We have that $\langle\{(1,1,0),(1,-1,0),(0,0,1)\}\rangle = \mathbb{Z}^3$ and, thus, for $s=2$ and $v_2= (1,-1,0), v_1 = (0,0,1)$ and $d_1=6, d_1=1$, we have that $\langle\{d_1v_1,d_2v_2\}\rangle = N$, with $\langle d_1\rangle=6\mathbb{Z} \subset \langle d_2\rangle = 1\mathbb{Z}$.
Inr order to find $M/N$, first of all define $N:A\mathbb{Z}^3$, where $A$ is the matrix
\begin{equation}
A = \left(
\begin{array} {cc}
1& 1 \\
1 &-1 \\
6& 6\nonumber
\end{array}
\right)
\end{equation}
We can use rows and colums operations to find a similar matrix $A'$
\begin{equation}
A'= \left(
\begin{array} {cc}
0& 1 \\
0 &-6 \\
2& 0\nonumber
\end{array}
\right)
\end{equation}
And, clearly, we have that $A = \mathbb{Z} \times 6\mathbb{Z} \times 2\mathbb{Z}$. This way,
\begin{equation}
M/N = \frac{\mathbb{Z}^3}{\mathbb{Z} \times 6\mathbb{Z} \times 2\mathbb{Z}} \simeq \mathbb{Z}_6 \times \mathbb{Z}_2 \simeq \mathbb{Z}/6\mathbb{Z} \times \mathbb{Z}/2\mathbb{Z}
\nonumber
\end{equation}
and, thus, the invariants are $2\mathbb{Z} = \langle 2 \rangle$ and $6\mathbb{Z} = \langle 6 \rangle$ and the elementary divisors are $2$ and $6$.
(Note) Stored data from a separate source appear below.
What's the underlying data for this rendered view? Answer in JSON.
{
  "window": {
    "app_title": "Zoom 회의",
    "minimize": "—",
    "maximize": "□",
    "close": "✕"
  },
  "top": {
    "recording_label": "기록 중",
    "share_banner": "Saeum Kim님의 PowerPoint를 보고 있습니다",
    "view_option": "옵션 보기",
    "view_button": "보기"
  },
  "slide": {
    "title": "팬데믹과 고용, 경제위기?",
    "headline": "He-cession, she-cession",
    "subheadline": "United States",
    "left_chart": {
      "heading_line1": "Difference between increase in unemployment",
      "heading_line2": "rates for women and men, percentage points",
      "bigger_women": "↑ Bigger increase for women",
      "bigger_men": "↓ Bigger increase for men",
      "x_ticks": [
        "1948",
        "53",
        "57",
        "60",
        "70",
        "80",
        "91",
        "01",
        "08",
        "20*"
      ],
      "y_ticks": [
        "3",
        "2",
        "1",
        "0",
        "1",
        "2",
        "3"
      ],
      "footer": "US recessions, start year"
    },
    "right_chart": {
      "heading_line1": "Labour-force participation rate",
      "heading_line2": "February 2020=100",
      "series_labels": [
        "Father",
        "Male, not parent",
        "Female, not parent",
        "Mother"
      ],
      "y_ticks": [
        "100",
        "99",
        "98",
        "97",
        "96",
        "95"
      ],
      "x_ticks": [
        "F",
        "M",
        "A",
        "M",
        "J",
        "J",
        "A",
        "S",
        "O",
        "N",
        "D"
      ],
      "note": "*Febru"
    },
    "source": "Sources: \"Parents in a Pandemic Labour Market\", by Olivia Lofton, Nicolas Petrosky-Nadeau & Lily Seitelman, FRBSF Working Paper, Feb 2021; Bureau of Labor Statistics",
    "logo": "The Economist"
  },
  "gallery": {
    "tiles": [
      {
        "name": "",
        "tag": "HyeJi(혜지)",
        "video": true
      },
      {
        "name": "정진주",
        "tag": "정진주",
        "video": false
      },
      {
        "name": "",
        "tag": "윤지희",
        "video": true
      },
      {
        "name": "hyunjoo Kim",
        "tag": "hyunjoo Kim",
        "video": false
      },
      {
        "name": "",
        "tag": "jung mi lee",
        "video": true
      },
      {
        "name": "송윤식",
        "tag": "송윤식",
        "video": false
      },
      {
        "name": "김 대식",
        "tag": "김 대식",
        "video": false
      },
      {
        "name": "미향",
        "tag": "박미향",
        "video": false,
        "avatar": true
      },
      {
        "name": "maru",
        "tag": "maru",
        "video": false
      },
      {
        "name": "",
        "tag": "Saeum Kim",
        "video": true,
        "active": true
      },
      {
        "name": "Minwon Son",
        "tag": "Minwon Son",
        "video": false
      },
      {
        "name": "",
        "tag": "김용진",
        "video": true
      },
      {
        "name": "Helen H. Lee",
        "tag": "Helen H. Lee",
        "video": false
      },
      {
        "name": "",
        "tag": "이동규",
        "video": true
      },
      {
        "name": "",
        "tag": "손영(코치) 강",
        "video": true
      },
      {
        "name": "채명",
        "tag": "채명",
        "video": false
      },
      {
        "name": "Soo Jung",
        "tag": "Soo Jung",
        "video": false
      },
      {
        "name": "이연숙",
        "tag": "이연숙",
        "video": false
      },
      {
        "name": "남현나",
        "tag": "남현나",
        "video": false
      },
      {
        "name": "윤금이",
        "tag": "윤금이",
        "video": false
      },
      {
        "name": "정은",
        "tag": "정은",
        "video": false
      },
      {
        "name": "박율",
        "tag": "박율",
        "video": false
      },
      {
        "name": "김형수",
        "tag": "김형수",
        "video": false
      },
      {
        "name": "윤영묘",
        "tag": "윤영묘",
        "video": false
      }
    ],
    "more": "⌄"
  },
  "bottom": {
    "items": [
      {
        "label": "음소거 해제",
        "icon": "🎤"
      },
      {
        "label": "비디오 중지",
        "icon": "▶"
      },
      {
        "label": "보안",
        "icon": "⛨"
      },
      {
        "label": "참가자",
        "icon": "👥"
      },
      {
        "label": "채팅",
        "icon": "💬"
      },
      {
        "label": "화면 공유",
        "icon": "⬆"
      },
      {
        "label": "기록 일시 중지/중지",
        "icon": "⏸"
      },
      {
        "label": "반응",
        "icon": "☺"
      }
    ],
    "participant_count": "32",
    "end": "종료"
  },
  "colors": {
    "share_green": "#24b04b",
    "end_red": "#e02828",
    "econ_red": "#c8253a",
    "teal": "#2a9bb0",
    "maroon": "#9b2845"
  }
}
In order to find the rank of $(M/N)/T(M/N)$, we note that $T(M/N) = \{(x,y) \in M/N | (x,y).z = 0 \textrm{ for a regular } z \in \mathbb{Z}\}$ which is, in other words, an element $z$ such that $xz \in 6\mathbb{Z}$ and $yz \in 2\mathbb{Z}$, and since for $z \in 6\mathbb{Z}$, every element of $M/N$ would be in $T(M/N)$ and, so, $T(M/N) = M/N$, which implies that $(M/N)/T(M/N) = \{0\}$, whose rank is $1$.